Prove that $F_2$ is a subgroup of $F_3$, and construct a covering space of $S^1\vee S^1\vee S^1$ corresponding to this subgroup As the title explains, I'm working on a question that asks me to prove that $F_2$ is a subgroup of $F_3$, and construct a covering space of $S^1\vee S^1\vee S^1$  corresponding to this subgroup.
If take $F_3$ = $\langle a, b, c\rangle$ then we can just take the subgroup generated by $\langle ab, c\rangle$ and it's easy to find an isomorphism from this to $F_2$ by mapping the generators to each other, but I'm not sure how I'd go about finding a covering space that corresponds to it.

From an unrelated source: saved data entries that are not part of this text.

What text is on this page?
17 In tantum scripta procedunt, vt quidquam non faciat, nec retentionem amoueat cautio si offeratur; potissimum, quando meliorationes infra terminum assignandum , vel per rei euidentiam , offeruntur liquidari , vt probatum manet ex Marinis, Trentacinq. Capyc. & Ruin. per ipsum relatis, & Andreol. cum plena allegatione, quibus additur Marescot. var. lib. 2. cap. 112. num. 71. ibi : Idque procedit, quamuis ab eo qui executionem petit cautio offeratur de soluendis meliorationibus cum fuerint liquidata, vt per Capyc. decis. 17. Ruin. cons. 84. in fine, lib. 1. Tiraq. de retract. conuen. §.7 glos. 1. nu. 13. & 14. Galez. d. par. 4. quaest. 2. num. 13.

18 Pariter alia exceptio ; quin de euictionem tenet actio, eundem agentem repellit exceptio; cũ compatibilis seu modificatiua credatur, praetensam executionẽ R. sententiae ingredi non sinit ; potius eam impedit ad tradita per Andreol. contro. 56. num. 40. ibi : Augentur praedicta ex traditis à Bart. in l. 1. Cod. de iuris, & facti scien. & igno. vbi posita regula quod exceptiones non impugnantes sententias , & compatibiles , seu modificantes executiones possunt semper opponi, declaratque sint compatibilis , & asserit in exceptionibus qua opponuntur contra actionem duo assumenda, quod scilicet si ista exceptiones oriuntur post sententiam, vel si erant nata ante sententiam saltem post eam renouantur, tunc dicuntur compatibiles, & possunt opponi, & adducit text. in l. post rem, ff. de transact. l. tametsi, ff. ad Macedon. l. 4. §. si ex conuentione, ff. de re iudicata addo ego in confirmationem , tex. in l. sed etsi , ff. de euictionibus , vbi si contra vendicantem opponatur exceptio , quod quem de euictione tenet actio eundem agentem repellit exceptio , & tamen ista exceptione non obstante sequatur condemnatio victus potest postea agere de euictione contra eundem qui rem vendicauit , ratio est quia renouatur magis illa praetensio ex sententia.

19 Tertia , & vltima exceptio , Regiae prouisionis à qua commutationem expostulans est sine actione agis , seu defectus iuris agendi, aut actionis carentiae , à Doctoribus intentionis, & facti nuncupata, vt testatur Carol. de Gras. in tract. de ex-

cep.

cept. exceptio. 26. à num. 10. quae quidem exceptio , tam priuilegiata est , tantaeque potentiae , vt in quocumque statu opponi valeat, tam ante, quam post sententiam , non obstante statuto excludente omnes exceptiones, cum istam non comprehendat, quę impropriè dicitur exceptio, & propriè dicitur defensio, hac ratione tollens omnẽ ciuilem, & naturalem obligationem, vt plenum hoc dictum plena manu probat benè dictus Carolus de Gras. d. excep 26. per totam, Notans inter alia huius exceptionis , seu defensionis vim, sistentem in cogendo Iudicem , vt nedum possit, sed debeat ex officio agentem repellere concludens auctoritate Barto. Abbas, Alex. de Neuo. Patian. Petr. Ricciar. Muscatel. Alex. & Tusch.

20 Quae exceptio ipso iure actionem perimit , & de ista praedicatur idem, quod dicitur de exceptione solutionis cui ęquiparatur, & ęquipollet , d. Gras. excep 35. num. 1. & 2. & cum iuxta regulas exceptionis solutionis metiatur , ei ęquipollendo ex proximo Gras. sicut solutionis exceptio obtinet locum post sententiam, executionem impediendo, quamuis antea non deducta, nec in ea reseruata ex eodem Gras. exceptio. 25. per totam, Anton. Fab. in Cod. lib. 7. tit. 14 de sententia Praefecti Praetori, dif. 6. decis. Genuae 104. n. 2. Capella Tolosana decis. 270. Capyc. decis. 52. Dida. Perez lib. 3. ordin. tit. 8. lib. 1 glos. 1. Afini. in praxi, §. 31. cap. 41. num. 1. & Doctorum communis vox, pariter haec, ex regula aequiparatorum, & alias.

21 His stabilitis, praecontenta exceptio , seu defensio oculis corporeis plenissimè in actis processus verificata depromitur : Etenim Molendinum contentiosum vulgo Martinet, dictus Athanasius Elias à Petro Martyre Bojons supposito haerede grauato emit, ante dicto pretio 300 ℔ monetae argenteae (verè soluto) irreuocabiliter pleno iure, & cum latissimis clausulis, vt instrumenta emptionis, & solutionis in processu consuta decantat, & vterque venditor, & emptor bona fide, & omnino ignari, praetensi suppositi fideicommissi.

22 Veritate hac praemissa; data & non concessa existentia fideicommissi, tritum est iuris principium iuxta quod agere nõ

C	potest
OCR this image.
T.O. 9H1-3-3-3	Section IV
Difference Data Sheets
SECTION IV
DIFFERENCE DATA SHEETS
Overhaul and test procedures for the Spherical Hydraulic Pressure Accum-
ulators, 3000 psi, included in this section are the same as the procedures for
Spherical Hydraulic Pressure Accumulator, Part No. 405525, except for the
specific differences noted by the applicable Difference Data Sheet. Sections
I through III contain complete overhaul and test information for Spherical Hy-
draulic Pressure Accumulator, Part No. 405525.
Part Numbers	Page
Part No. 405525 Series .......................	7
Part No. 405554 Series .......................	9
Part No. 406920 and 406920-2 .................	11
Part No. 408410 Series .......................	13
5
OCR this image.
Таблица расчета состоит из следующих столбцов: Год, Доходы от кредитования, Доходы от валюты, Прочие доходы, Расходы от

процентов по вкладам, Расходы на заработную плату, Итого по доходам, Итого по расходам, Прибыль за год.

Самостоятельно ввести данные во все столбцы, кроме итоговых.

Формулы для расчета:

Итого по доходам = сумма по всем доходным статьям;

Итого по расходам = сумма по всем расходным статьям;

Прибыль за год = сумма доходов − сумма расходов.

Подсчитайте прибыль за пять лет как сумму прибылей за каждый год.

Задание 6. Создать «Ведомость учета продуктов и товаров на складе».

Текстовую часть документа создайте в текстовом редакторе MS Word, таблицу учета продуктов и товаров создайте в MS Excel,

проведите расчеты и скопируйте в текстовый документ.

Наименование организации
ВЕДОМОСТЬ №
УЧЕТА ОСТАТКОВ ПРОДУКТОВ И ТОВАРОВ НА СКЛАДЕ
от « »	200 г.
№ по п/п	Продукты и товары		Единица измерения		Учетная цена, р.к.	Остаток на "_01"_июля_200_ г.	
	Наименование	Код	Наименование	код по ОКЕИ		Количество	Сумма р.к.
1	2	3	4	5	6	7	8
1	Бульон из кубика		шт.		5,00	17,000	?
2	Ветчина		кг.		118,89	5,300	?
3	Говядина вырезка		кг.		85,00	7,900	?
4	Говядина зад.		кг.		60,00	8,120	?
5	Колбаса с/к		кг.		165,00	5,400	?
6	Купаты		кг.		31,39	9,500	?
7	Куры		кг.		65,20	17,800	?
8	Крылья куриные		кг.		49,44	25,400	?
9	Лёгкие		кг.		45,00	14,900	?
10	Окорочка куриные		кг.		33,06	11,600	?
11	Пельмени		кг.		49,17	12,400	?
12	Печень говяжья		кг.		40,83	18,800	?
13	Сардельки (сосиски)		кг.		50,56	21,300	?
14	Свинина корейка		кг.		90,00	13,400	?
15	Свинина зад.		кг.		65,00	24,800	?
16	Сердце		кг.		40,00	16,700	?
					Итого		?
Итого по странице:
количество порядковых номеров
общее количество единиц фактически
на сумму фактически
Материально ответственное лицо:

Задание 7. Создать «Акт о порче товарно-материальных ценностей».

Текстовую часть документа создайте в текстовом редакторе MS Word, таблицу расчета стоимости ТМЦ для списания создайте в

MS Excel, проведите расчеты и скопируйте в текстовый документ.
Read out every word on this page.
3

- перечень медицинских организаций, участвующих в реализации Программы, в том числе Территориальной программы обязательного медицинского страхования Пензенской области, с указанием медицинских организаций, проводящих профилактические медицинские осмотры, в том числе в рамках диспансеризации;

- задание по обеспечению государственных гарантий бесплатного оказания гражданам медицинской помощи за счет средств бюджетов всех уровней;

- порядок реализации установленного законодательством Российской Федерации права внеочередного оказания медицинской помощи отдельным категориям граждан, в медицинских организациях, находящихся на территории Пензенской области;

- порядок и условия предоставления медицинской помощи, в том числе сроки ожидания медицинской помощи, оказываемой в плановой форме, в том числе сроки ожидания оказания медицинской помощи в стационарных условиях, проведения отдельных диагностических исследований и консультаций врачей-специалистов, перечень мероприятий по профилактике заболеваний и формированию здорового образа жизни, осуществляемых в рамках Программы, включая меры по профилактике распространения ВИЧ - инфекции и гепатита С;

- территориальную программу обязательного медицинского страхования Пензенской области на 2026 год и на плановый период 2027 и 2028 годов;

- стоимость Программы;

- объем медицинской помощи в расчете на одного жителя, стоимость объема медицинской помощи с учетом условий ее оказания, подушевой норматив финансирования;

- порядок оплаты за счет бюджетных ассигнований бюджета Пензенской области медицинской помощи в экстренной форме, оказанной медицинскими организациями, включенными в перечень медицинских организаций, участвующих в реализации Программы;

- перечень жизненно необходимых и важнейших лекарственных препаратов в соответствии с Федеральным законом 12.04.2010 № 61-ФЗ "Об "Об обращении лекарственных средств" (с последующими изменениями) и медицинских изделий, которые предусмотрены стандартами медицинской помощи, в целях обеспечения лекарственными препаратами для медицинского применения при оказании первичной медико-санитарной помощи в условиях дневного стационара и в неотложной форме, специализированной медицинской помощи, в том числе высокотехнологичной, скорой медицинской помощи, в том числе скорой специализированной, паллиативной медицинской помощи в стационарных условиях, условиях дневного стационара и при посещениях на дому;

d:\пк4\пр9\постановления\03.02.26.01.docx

Any suggestions would be appreciated.
 A: Let $G$ be the base graph, a rose with three petals labelled $a$, $b$, $c$.
To build the covering space, start with two loops: one subdivided into two edges labelled $a$ and $b$, and the other loop left unsubdivided and labelled $c$. That's the core of your covering space, and I'll denote it $X_1$. It has two vertices, $v_1$ of valence~$2$ and $v_2$ of valence~$4$. Let $f_1 : X_1 \to G$ be the map which takes the $a$ edge of $X_1$ to the $a$ edge of $G$, and the same for $b$ and $c$ edges. That map $f_1$ is the beginning of the covering map.
Now I'll describe an inductive construction, defining graphs
$$X_1 \subset X_2 \subset X_3 \subset \cdots
$$
and maps $f_i : X_i \to G$ such that $f_{i-1}=f_i \mid X_{i-1}$ for all $i$. The ultimate covering space will be $X = X_1 \cup X_2 \cup X_3 \cup \cdots$, and the ultimate covering map will be $f : X \to G$ whose restriction to $X_i$ is $f_i$. So, of course, $X$ will be an infinite covering space.
I'll describe the first step of the induction. Look at the two vertices of $X_1$. Neither of them is "complete", meaning that neither has valence $6$ with $6$ incident directions labelled $a,a^{-1},b,b^{-1},c,c^{-1}$ (meaning: one $a$ pointing towards, one $a$ pointing away, and similarly for $b$ and $c$). Take the lowest incomplete one, which is $v_1$. The two incident directions to $v_1$ are labelled $a^{-1}$ and $b$. So, add four more edges, attaching an endpoint of each to $v_1$, labelling one of them $a$ pointing away from $v_1$, another $v$ pointing towards $v_1$, and the third and fourth labelled $c$, one pointing towards and one away from $v_1$. Let $X_1$ union those four edges by $X_2$. The vertex $v_1$ is not complete, but we've added four more incomplete vertices, call them $v_3,v_4,v_5,v_6$.
Perhaps you can now see the induction step: in $X_i$, take the lowest incomplete vertex (which, I think, will always be $v_i$), and add edges to complete it, forming $X_{i+1}$.